Le ministre de l'Intérieur vient de s'exprimer :

- "La doctrine adoptée après le 1er décembre a été appliquée à la lettre" et "les bonnes consignes ont été bien appliquées". Le ministre a résumé cette doctrine à " mobilité, réactivité, dispersion immédiate et interpellation".

-40.500 personnes ont manifesté en France dont 5.000 à Paris, encadrées par 65.000 policiers et gendarmes.

- 8.545 contrôles ont eu lieu, dont 5.547 dans des périmètres interdits aux manifestations. Des armes et du matériel de protection ont été saisis. 233 personnes ont été interpellées en France, 107 ont été verbalisées, 172 placées en garde à vue à 17h. 83 personnes ont été interpellés à Paris et 80 à Nice.

PARIS


Un policier a fait un malaise au niveau de la place de la République et son état est considéré comme "très préoccupant". Il a été transporté à l'hôpital.

FRANÇOIS BOULO


L'avocat Gilet jaune était présent dans le cortège parisien aux côtés d'Eric Drouet, Jérôme Rodrigues et Laëtitia Dewalle.
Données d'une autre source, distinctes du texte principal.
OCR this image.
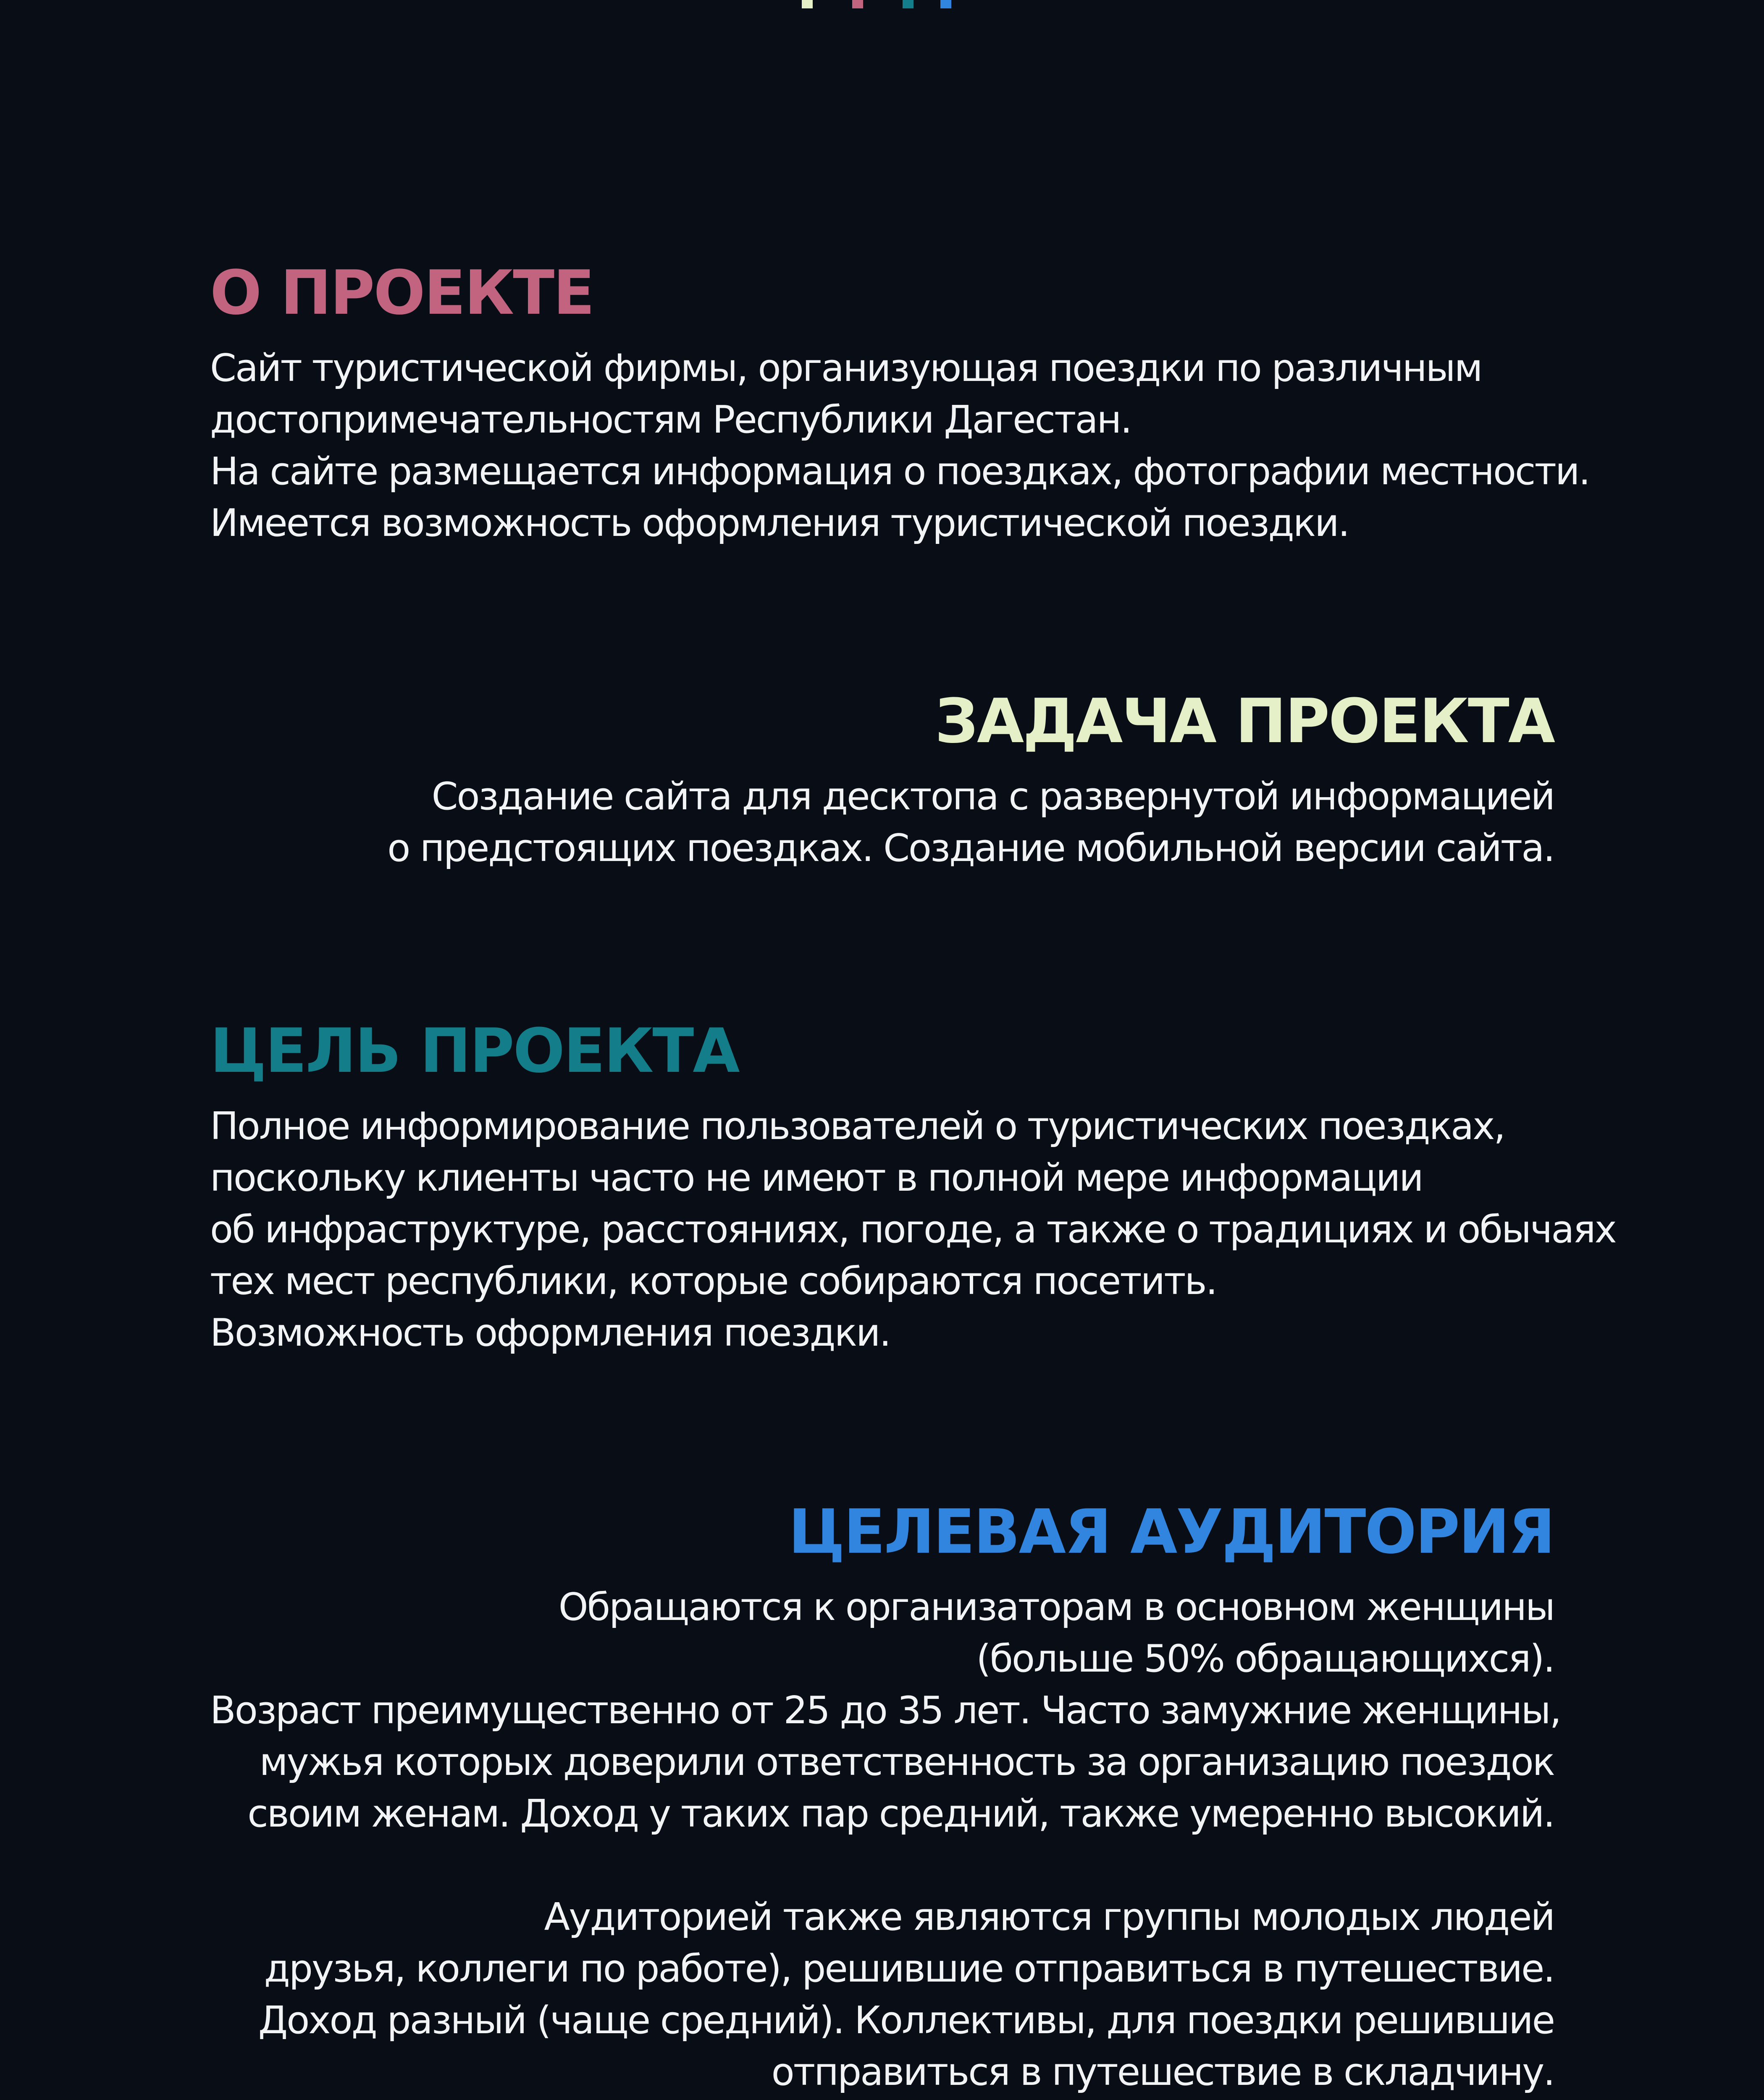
О ПРОЕКТЕ
Сайт туристической фирмы, организующая поездки по различным
достопримечательностям Республики Дагестан.
На сайте размещается информация о поездках, фотографии местности.
Имеется возможность оформления туристической поездки.
ЗАДАЧА ПРОЕКТА
Создание сайта для десктопа с развернутой информацией
о предстоящих поездках. Создание мобильной версии сайта.
ЦЕЛЬ ПРОЕКТА
Полное информирование пользователей о туристических поездках,
поскольку клиенты часто не имеют в полной мере информации
об инфраструктуре, расстояниях, погоде, а также о традициях и обычаях
тех мест республики, которые собираются посетить.
Возможность оформления поездки.
ЦЕЛЕВАЯ АУДИТОРИЯ
Обращаются к организаторам в основном женщины
(больше 50% обращающихся).
Возраст преимущественно от 25 до 35 лет. Часто замужние женщины,
мужья которых доверили ответственность за организацию поездок
своим женам. Доход у таких пар средний, также умеренно высокий.
Аудиторией также являются группы молодых людей
друзья, коллеги по работе), решившие отправиться в путешествие.
Доход разный (чаще средний). Коллективы, для поездки решившие
отправиться в путешествие в складчину.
Il a répondu aux questions de LCI.

PARIS


Les images de cette dispersion tendue à Paris :

PARIS


Des tensions commencent à avoir lieu, notamment au niveau du boulevard de Strasbourg. Les brigades de policiers anti-casseurs se déploient sur la zone.

PARIS


Un nouveau bilan a été communiqué par la préfecture de police.

BILAN À 17H30


Paris : après avoir défilé de la place Denfert-Rochereau (sud) jusqu'à la basilique du Sacré-Coeur (nord), plusieurs milliers de manifestants se sont dispersés, mais des heurts ont lieu au niveau du boulevard de Strasbourg. 70 personnes ont été interpellées, 45 autres verbalisées pour avoir défilé dans un périmètre interdit et 5.628 contrôlés préventivement, selon la préfecture de police.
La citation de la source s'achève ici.